A promoção da procura ocorre quando um profissional de saúde promove cuidados de saúde que não apresentam fundamento no seu raciocínio clínico, literatura científica, características ou preferências do utente. Ou seja, o profissional cria a sua própria procura (e os ganhos económicos que daí advêm) em vez de responder exclusivamente à procura e necessidades reais dos utentes / mercado. Este é um fenómeno comum e aceitável na maioria das atividades económicas da nossa sociedade que visam o lucro, mas completamente inaceitável no contexto da saúde, dado que se trata de um aproveitamento indevido da “assimetria” de conhecimentos entre o profissional e o utente e da (eventual) fragilidade do estado de saúde do utente que o leva a seguir as recomendações do profissional. Contudo, deve ficar claro que este comportamento é maioritariamente determinado por aspetos que fogem ao controlo e à consciência do profissional (Ex: desatualização e desconhecimento genuíno sobre as melhores práticas; métodos perversos de financiamento dos cuidados de saúde; metas financeiras e objetivos laborais; competição e excesso de profissionais em determinada área). Por exemplo, um dos motivos (certamente existirão outros...) para a existência de numerus clausus na área da medicina é evitar o excesso de médicos que podia levar à promoção da procura.


Apesar dos múltiplos fatores que podem contribuir para a promoção da procura, parece razoável que um dos caminhos para tal possa começar no sobrediagnóstico e na sequência de atos e recursos em saúde que, à luz do conhecimento atual, não seriam necessários. No limite, tudo isto pode ter uma consequência particularmente importante e ameaçadora para a nossa profissão: a perda progressiva da credibilidade social. Socialmente, a Fisioterapia ME (e no seu todo) teve uma evolução bastante favorável nas últimas décadas, facilmente comprovada pelo crescimento sustentado do setor privado, da grande procura da licenciatura em Fisioterapia pelos jovens quer no ensino superior público como privado ou na recente criação da Ordem dos Fisioterapeutas. Porém, a sociedade está em constante mudança e a forma como somos olhados e valorizados socialmente não é um fenómeno estanque. A perceção social (com ou sem fundamento factual) de que o Fisioterapeuta tende a promover cuidados desnecessários pode ser uma ameaça real à nossa credibilidade social a médio / longo prazo. 

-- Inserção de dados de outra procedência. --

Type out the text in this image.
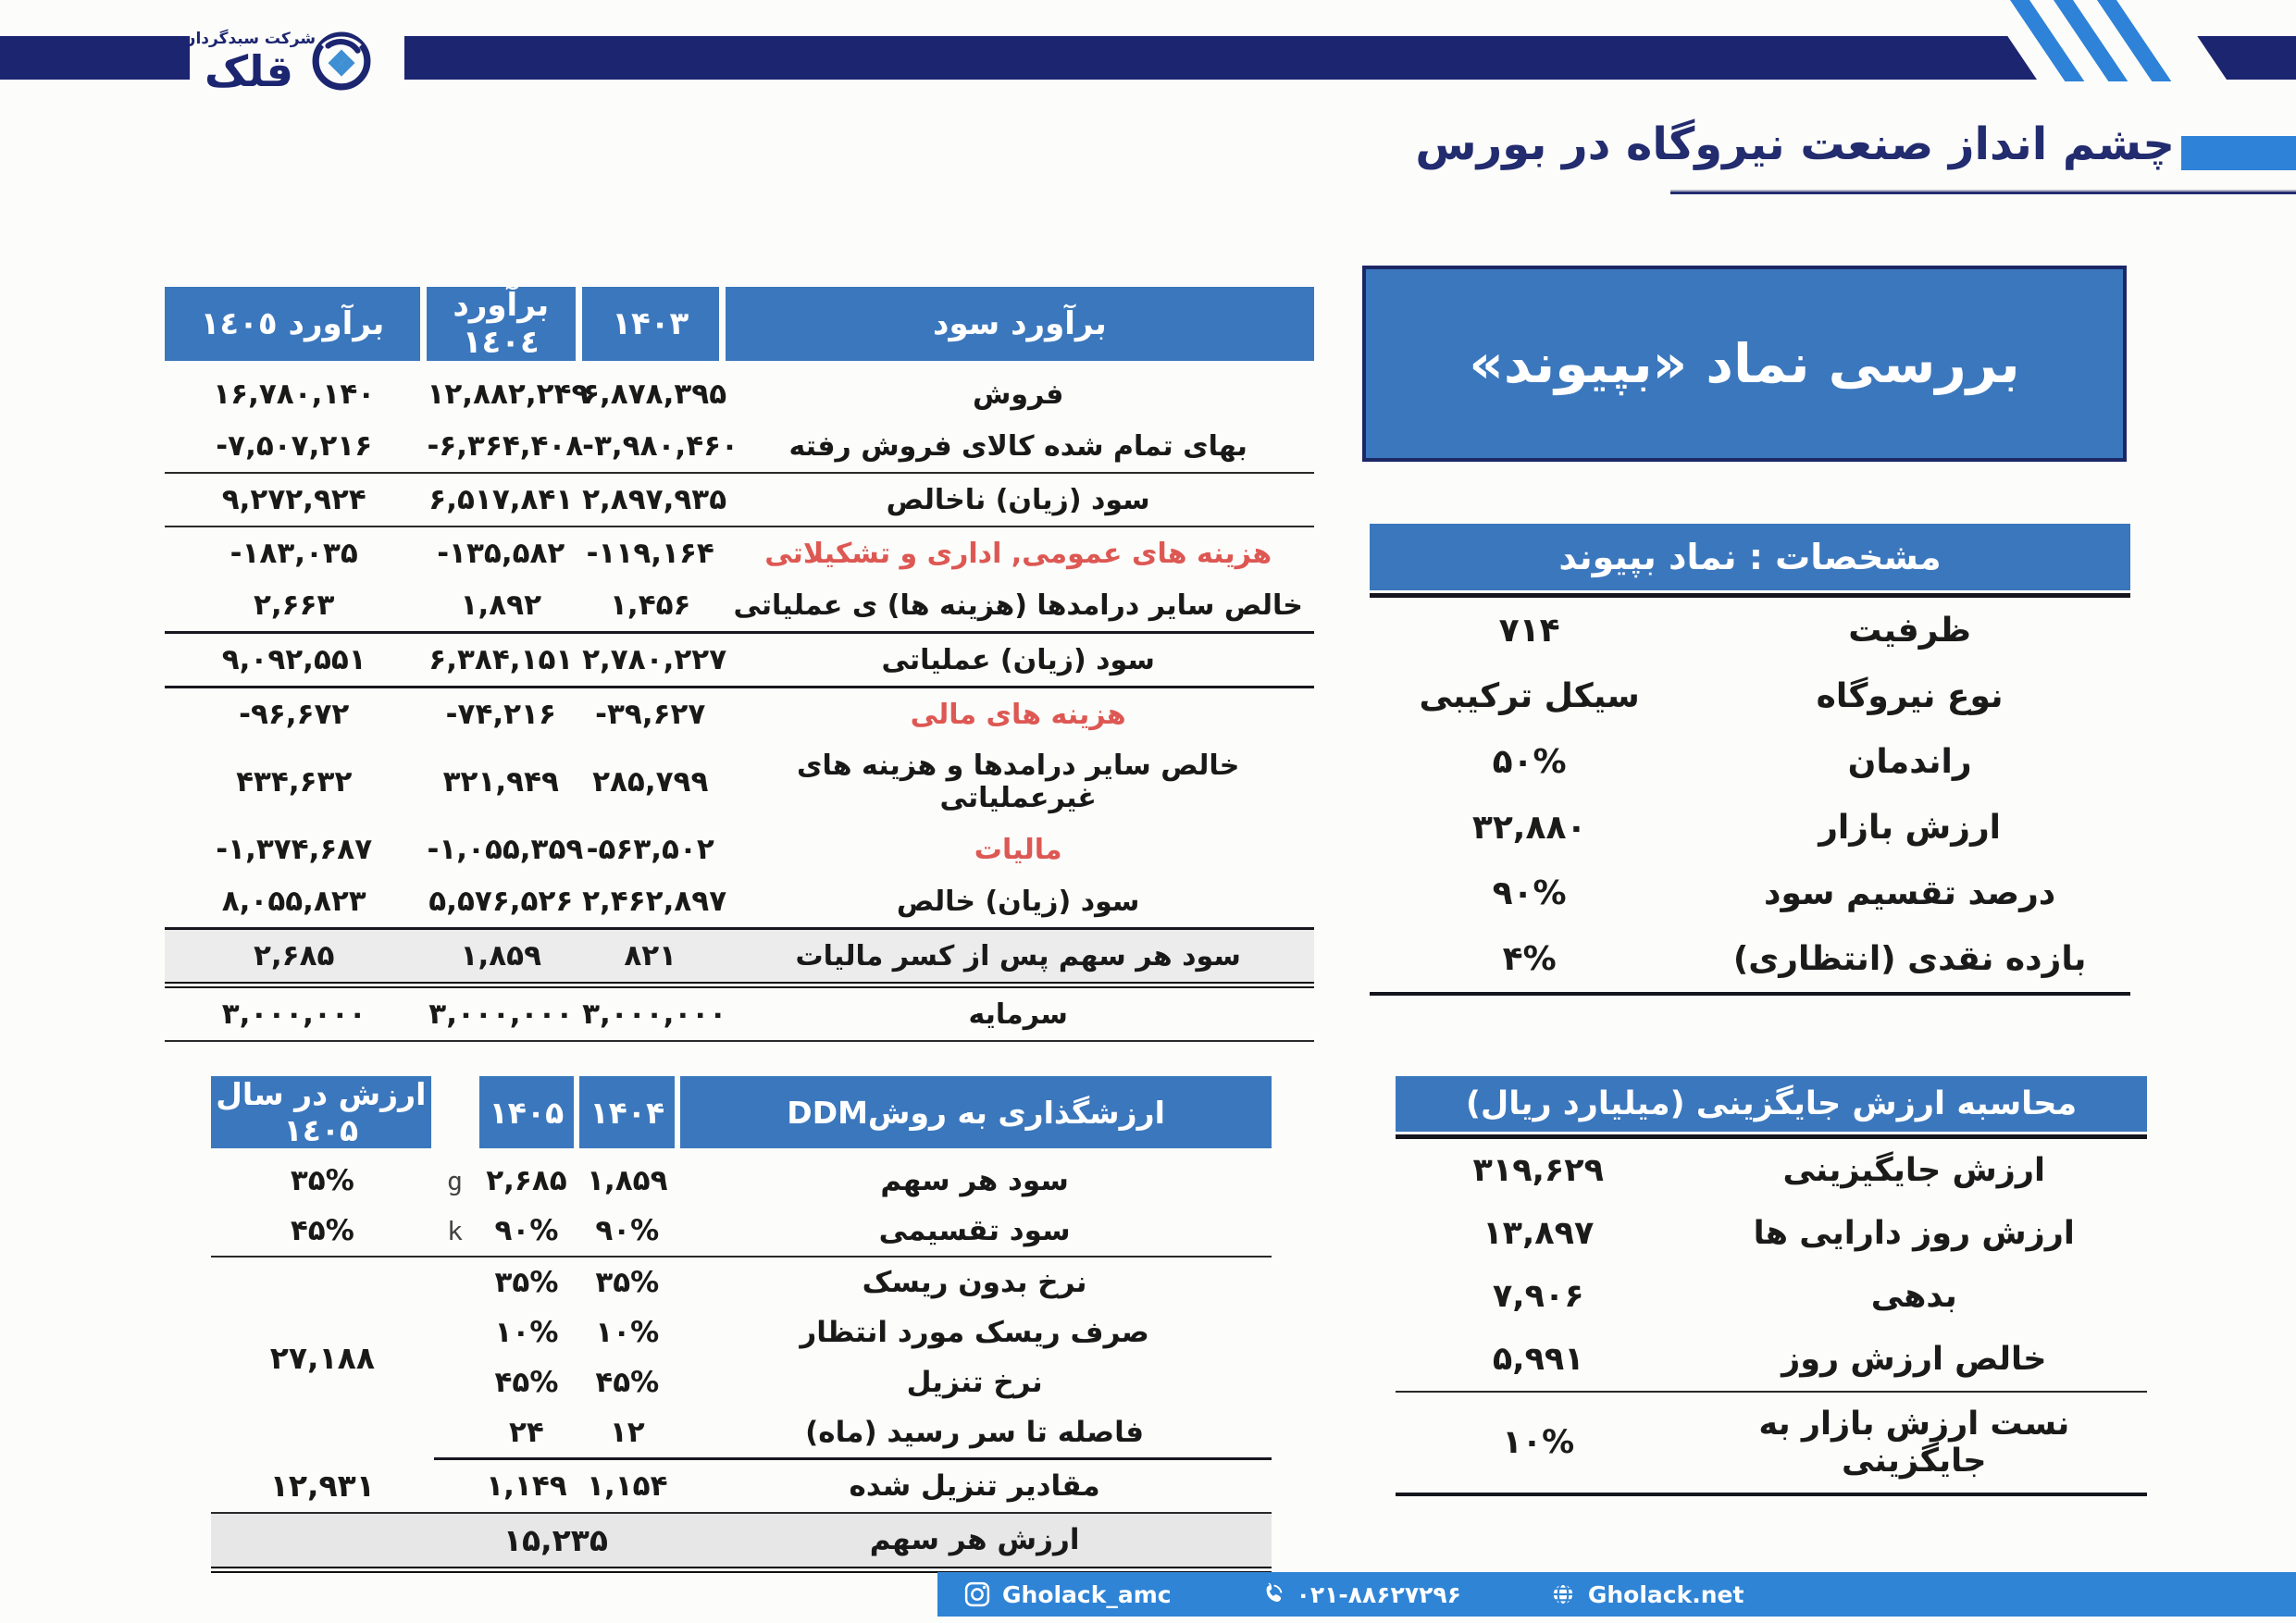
شرکت سبدگردان
قلک
چشم انداز صنعت نیروگاه در بورس
بررسی نماد «بپیوند»
مشخصات : نماد بپیوند
ظرفیت	۷۱۴
نوع نیروگاه	سیکل ترکیبی
راندمان	۵۰%
ارزش بازار	۳۲,۸۸۰
درصد تقسیم سود	۹۰%
بازده نقدی (انتظاری)	۴%
برآورد سود	۱۴۰۳	برآورد ١٤٠٤	برآورد ١٤٠٥
فروش	۶,۸۷۸,۳۹۵	۱۲,۸۸۲,۲۴۹	۱۶,۷۸۰,۱۴۰
بهای تمام شده کالای فروش رفته	-۳,۹۸۰,۴۶۰	-۶,۳۶۴,۴۰۸	-۷,۵۰۷,۲۱۶
سود (زیان) ناخالص	۲,۸۹۷,۹۳۵	۶,۵۱۷,۸۴۱	۹,۲۷۲,۹۲۴
هزینه های عمومی, اداری و تشکیلاتی	-۱۱۹,۱۶۴	-۱۳۵,۵۸۲	-۱۸۳,۰۳۵
خالص سایر درامدها (هزینه ها) ی عملیاتی	۱,۴۵۶	۱,۸۹۲	۲,۶۶۳
سود (زیان) عملیاتی	۲,۷۸۰,۲۲۷	۶,۳۸۴,۱۵۱	۹,۰۹۲,۵۵۱
هزینه های مالی	-۳۹,۶۲۷	-۷۴,۲۱۶	-۹۶,۶۷۲
خالص سایر درامدها و هزینه های غیرعملیاتی	۲۸۵,۷۹۹	۳۲۱,۹۴۹	۴۳۴,۶۳۲
مالیات	-۵۶۳,۵۰۲	-۱,۰۵۵,۳۵۹	-۱,۳۷۴,۶۸۷
سود (زیان) خالص	۲,۴۶۲,۸۹۷	۵,۵۷۶,۵۲۶	۸,۰۵۵,۸۲۳
سود هر سهم پس از کسر مالیات	۸۲۱	۱,۸۵۹	۲,۶۸۵
سرمایه	۳,۰۰۰,۰۰۰	۳,۰۰۰,۰۰۰	۳,۰۰۰,۰۰۰
ارزشگذاری به روشDDM	۱۴۰۴	۱۴۰۵		ارزش در سال ١٤٠۵
سود هر سهم	۱,۸۵۹	۲,۶۸۵	g	۳۵%
سود تقسیمی	۹۰%	۹۰%	k	۴۵%
نرخ بدون ریسک	۳۵%	۳۵%		۲۷,۱۸۸
صرف ریسک مورد انتظار	۱۰%	۱۰%		
نرخ تنزیل	۴۵%	۴۵%		
فاصله تا سر رسید (ماه)	۱۲	۲۴		
مقادیر تنزیل شده	۱,۱۵۴	۱,۱۴۹		۱۲,۹۳۱
ارزش هر سهم	۱۵,۲۳۵			
محاسبه ارزش جایگزینی (میلیارد ریال)
ارزش جایگیزینی	۳۱۹,۶۲۹
ارزش روز دارایی ها	۱۳,۸۹۷
بدهی	۷,۹۰۶
خالص ارزش روز	۵,۹۹۱
نست ارزش بازار به جایگزینی	۱۰%
Gholack_amc	۰۲۱-۸۸۶۲۷۲۹۶	Gholack.net
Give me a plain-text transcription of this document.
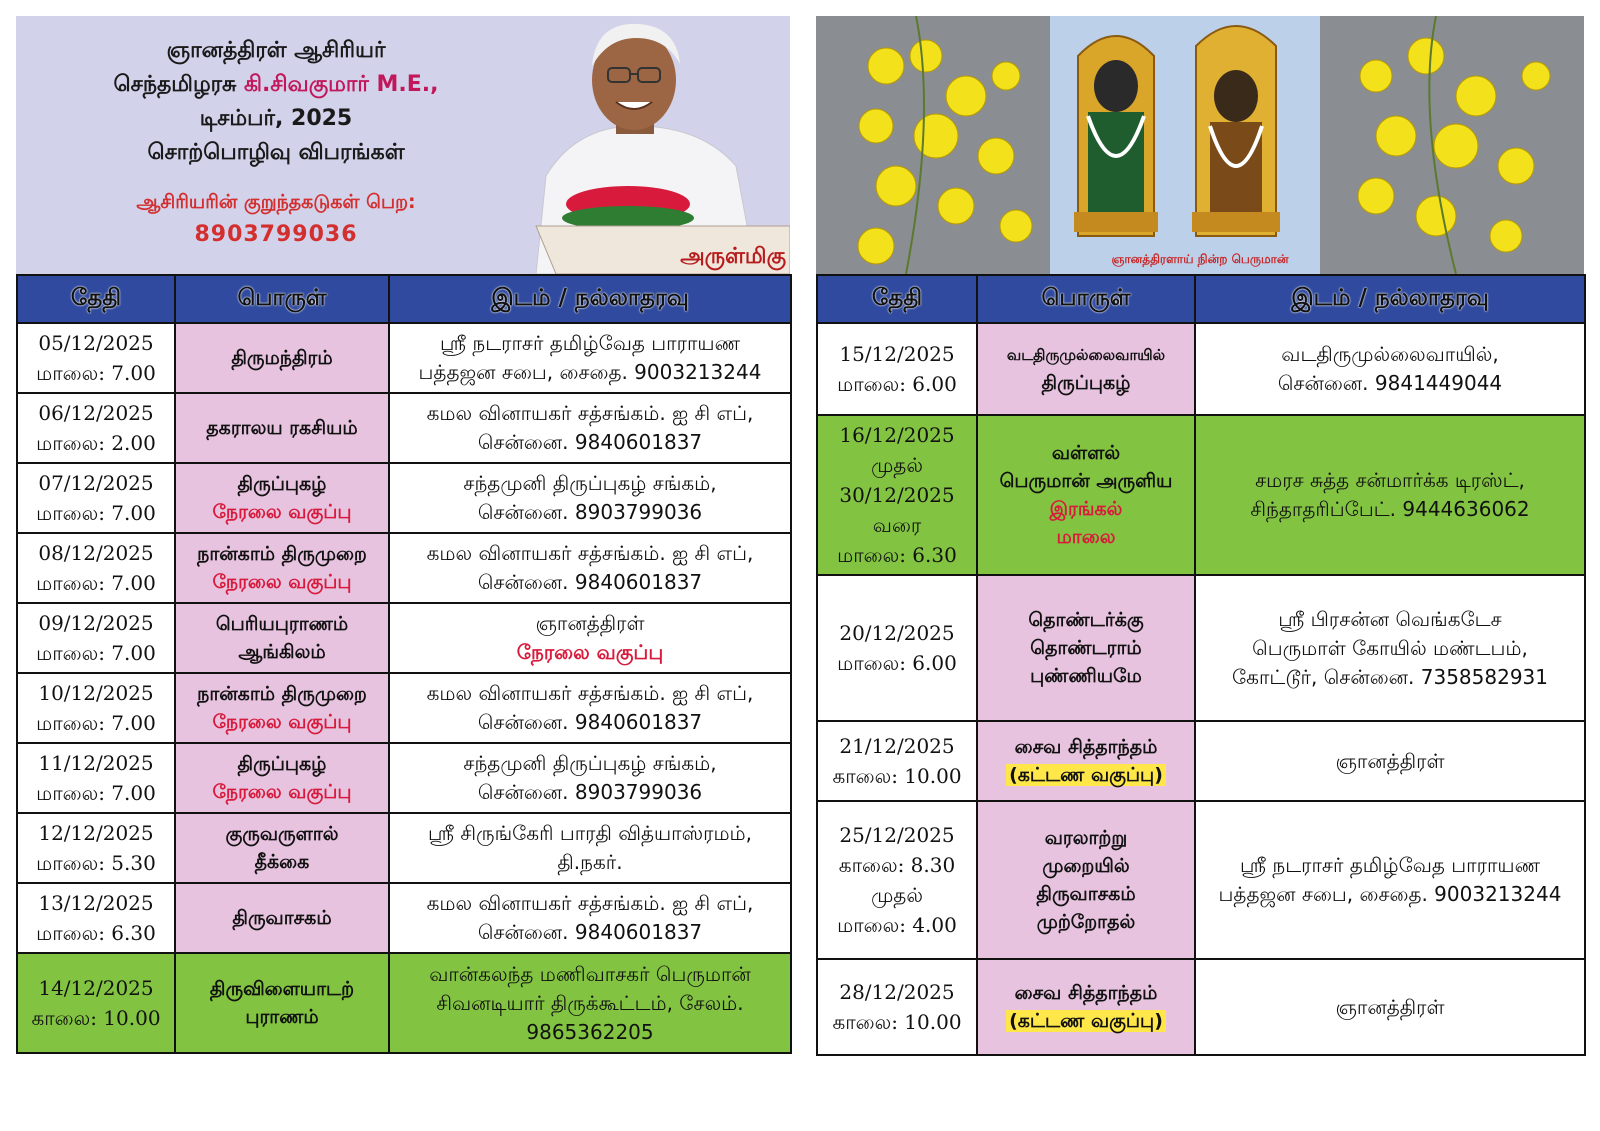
ஞானத்திரள் ஆசிரியர்
செந்தமிழரசு கி.சிவகுமார் M.E.,
டிசம்பர், 2025
சொற்பொழிவு விபரங்கள்
ஆசிரியரின் குறுந்தகடுகள் பெற:
8903799036
அருள்மிகு	ஞானத்திரளாய் நின்ற பெருமான்
தேதி	பொருள்	இடம் / நல்லாதரவு

05/12/2025
மாலை: 7.00	திருமந்திரம்	ஸ்ரீ நடராசர் தமிழ்வேத பாராயண
பத்தஜன சபை, சைதை. 9003213244

06/12/2025
மாலை: 2.00	தகராலய ரகசியம்	கமல வினாயகர் சத்சங்கம். ஐ சி எப்,
சென்னை. 9840601837

07/12/2025
மாலை: 7.00	திருப்புகழ்
நேரலை வகுப்பு	சந்தமுனி திருப்புகழ் சங்கம்,
சென்னை. 8903799036

08/12/2025
மாலை: 7.00	நான்காம் திருமுறை
நேரலை வகுப்பு	கமல வினாயகர் சத்சங்கம். ஐ சி எப்,
சென்னை. 9840601837

09/12/2025
மாலை: 7.00	பெரியபுராணம்
ஆங்கிலம்	ஞானத்திரள்
நேரலை வகுப்பு

10/12/2025
மாலை: 7.00	நான்காம் திருமுறை
நேரலை வகுப்பு	கமல வினாயகர் சத்சங்கம். ஐ சி எப்,
சென்னை. 9840601837

11/12/2025
மாலை: 7.00	திருப்புகழ்
நேரலை வகுப்பு	சந்தமுனி திருப்புகழ் சங்கம்,
சென்னை. 8903799036

12/12/2025
மாலை: 5.30	குருவருளால்
தீக்கை	ஸ்ரீ சிருங்கேரி பாரதி வித்யாஸ்ரமம்,
தி.நகர்.

13/12/2025
மாலை: 6.30	திருவாசகம்	கமல வினாயகர் சத்சங்கம். ஐ சி எப்,
சென்னை. 9840601837

14/12/2025
காலை: 10.00	திருவிளையாடற்
புராணம்	வான்கலந்த மணிவாசகர் பெருமான்
சிவனடியார் திருக்கூட்டம், சேலம்.
9865362205
தேதி	பொருள்	இடம் / நல்லாதரவு

15/12/2025
மாலை: 6.00	வடதிருமுல்லைவாயில்
திருப்புகழ்	வடதிருமுல்லைவாயில்,
சென்னை. 9841449044

16/12/2025
முதல்
30/12/2025
வரை
மாலை: 6.30	வள்ளல்
பெருமான் அருளிய
இரங்கல்
மாலை	சமரச சுத்த சன்மார்க்க டிரஸ்ட்,
சிந்தாதரிப்பேட். 9444636062

20/12/2025
மாலை: 6.00	தொண்டர்க்கு
தொண்டராம்
புண்ணியமே	ஸ்ரீ பிரசன்ன வெங்கடேச
பெருமாள் கோயில் மண்டபம்,
கோட்டூர், சென்னை. 7358582931

21/12/2025
காலை: 10.00	சைவ சித்தாந்தம்
(கட்டண வகுப்பு)	ஞானத்திரள்

25/12/2025
காலை: 8.30
முதல்
மாலை: 4.00	வரலாற்று
முறையில்
திருவாசகம்
முற்றோதல்	ஸ்ரீ நடராசர் தமிழ்வேத பாராயண
பத்தஜன சபை, சைதை. 9003213244

28/12/2025
காலை: 10.00	சைவ சித்தாந்தம்
(கட்டண வகுப்பு)	ஞானத்திரள்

A atual credibilidade e valor social da Fisioterapia ME é determinante para o crescimento sustentado e afirmação da profissão no setor da saúde em Portugal. É fruto de um caminho longo e deve ser preservada ou incrementada coletivamente. Devemos identificar de forma honesta potenciais ameaças e definir estratégias efetivas (e talvez pouco populares) que salvaguardem a trajetória ascendente da Fisioterapia ME e do seu papel social.